The acquisition is going to create a massive European energy giant. The deal is one of the biggest deals for the sector in the last decade and it comes at a time when the oil prices are falling sharply.
The deal still needs to be approved by both firms' shareholders. The deal will see BG Group shareholders get 383 pence ($5.70) in cash, plus 0.4454 Shell B shares for each BG share.
As part of the deal, BG shareholders will own around 19% of the combined group that will have a market capitalization of about $240 billion, which is going to be twice as big as British oil major BP but still smaller than world's largest oil company Exxon Mobil, which has a market capitalization of $360 billion.

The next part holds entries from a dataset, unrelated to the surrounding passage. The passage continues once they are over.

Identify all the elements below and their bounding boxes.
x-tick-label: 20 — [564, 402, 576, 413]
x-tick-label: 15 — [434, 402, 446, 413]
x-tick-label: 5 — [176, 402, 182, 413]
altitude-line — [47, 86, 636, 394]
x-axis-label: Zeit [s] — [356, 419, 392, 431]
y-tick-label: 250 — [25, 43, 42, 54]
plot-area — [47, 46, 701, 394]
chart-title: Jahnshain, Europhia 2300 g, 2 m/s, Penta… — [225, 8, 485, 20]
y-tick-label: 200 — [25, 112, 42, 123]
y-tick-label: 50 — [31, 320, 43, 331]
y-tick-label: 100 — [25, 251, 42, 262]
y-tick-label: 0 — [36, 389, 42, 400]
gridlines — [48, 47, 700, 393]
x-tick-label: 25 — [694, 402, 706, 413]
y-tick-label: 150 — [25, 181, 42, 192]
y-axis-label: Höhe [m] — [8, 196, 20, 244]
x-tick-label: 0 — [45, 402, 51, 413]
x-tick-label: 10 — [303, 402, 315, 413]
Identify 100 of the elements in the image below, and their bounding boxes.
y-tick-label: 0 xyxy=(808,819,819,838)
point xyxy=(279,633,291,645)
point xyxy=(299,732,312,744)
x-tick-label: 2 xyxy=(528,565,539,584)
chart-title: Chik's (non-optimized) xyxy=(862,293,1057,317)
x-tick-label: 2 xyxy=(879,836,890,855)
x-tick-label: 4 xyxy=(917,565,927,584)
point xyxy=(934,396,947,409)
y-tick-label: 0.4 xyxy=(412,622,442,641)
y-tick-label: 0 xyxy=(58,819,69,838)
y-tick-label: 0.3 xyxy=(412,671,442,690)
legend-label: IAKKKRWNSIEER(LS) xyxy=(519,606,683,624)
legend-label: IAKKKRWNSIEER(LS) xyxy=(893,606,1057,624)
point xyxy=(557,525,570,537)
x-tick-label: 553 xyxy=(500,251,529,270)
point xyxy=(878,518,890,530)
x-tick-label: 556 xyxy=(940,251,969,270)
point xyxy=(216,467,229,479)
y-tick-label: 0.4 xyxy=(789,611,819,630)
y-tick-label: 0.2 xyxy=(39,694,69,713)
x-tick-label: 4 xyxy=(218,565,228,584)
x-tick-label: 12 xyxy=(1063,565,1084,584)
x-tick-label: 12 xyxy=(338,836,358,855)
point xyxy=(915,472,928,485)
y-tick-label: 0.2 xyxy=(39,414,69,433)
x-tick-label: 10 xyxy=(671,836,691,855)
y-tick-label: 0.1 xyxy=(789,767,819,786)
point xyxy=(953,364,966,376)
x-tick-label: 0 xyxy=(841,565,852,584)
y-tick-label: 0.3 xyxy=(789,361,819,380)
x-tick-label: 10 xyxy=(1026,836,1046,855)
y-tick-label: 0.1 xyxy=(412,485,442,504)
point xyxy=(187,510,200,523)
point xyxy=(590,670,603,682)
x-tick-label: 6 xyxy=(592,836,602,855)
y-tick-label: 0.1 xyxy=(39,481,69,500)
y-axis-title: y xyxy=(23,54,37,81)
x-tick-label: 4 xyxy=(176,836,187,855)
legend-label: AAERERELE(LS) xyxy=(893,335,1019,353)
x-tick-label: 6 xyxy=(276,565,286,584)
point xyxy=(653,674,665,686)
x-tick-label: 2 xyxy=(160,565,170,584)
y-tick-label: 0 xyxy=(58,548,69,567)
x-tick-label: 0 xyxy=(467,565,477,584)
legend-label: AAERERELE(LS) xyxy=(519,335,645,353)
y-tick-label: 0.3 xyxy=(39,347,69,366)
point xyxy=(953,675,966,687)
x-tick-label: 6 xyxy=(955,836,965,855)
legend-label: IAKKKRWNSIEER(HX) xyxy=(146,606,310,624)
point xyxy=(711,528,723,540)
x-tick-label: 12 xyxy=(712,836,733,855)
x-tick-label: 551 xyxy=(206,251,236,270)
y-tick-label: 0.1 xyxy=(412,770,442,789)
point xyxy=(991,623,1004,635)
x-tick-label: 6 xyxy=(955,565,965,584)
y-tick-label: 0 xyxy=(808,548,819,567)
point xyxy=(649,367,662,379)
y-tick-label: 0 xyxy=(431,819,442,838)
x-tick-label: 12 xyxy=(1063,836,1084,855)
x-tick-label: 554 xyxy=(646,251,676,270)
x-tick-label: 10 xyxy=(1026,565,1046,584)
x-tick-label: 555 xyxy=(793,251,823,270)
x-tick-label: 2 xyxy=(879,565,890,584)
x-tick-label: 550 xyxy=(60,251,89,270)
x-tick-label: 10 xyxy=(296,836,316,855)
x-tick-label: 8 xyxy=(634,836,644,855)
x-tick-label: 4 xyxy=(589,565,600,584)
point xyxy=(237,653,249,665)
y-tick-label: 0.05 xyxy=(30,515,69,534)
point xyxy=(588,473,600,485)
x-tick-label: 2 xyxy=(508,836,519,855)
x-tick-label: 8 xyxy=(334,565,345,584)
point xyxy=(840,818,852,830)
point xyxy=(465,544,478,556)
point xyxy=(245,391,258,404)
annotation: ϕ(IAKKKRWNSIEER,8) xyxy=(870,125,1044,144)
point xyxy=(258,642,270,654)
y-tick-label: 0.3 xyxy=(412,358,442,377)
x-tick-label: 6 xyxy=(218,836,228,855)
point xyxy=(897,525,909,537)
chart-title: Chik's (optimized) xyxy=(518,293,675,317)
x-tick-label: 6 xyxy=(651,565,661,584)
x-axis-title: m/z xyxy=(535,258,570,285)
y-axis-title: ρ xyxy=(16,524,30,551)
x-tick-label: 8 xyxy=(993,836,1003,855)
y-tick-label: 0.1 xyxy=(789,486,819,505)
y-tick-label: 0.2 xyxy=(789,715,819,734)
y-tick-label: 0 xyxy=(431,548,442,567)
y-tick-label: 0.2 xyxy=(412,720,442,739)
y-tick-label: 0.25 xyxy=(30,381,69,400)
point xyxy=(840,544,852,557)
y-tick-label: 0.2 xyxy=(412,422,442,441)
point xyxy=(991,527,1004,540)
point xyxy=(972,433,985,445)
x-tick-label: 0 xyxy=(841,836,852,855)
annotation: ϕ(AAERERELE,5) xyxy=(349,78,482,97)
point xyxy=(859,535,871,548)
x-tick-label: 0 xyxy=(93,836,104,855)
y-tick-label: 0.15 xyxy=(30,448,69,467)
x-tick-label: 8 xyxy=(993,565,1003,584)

The announcement sent the London-listed shares of BG jumping 38% higher while Royal Dutch Shell's stock price fell over 2% on Britain's FTSE 100 index, which also saw broad-based gains on the news.
"The result will be a more competitive, stronger company for both sets of shareholders in today's volatile oil price world," Shell chairman Jorma Ollila said in a statement.
According to Shell, the new group would add 25% to its proved oil and gas reserves, 20% to production and that the deal would provide it with new, undeveloped oil and gas projects, particularly in Australia, Brazil, and East Africa.
Helge Lund, BG's chief executive, said the offer delivers "attractive returns to shareholders and has strong strategic logic."
Shell has expressed confidence the deal would produce annual financial gains of around $2.5 billion.